Cada producto cumple una función específica, explicó la profesional. Los champús matizadores se utilizan principalmente para corregir tonos indeseados. Por otro lado, las mascarillas o baños de color aportan pigmento y, al mismo tiempo, hidratación, lo que permite recuperar la intensidad del color y mejorar la textura del cabello.
Esta técnica también funciona como una alternativa para mantener el color vibrante sin necesidad de llegar a la fecha de un nuevo retoque permanente, subrayó Ortigoza. Al aplicarse de forma periódica, ayuda a prolongar el efecto de la coloración, evitando procesos químicos repetitivos que pueden resecar o debilitar el cabello, especialmente cuando se decolora en una fecha específica cada mes.

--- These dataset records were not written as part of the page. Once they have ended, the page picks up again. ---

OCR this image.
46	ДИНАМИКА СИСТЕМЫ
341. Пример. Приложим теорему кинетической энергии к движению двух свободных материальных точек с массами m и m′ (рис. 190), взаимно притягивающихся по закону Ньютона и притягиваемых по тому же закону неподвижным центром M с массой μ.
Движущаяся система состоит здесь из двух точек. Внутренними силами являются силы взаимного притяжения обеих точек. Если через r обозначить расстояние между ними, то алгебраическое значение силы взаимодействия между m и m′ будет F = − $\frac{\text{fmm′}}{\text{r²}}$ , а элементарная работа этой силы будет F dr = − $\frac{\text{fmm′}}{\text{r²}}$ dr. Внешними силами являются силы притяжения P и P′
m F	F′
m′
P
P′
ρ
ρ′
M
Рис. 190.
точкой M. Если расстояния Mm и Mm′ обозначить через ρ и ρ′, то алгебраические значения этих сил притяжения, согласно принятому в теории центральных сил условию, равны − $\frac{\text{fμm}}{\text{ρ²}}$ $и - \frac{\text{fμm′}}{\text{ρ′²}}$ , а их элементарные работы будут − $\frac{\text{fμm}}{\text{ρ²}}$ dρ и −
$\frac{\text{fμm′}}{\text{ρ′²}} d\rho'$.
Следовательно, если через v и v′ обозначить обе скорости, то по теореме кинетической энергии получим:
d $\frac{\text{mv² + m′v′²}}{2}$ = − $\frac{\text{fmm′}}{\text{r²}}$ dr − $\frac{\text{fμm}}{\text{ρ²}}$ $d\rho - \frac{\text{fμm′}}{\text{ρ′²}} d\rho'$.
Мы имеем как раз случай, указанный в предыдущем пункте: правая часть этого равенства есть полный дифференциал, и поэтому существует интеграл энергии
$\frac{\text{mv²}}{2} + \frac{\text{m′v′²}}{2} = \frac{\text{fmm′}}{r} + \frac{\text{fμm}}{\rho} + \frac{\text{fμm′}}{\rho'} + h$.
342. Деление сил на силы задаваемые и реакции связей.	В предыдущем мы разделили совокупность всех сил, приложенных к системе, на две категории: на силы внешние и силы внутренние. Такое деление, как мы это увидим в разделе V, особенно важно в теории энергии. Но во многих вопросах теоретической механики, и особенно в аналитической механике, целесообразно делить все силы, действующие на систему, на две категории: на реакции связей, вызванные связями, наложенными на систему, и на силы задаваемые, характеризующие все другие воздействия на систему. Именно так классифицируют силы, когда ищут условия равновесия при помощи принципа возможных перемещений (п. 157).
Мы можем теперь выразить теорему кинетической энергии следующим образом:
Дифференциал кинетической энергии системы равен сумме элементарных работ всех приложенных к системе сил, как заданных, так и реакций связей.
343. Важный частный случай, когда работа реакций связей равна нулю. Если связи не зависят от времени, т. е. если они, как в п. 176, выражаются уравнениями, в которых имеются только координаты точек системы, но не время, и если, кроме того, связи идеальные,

Es importante entender que el baño de color no reemplaza a la tintura, mencionó la especialista en técnicas de color. “Su función es mantener y realzar el color que ya se tiene, pero no genera un cambio en el tono del cabello”, explicó, por lo que los resultados pueden variar según la base, el nivel de aclaración y el estado de la fibra capilar.
Ortigoza recomendó mantener expectativas realistas y comprender que estos productos tienen un alcance limitado. La evolución del color puede depender de múltiples factores, como el desgaste previo, la porosidad del cabello y la frecuencia de uso.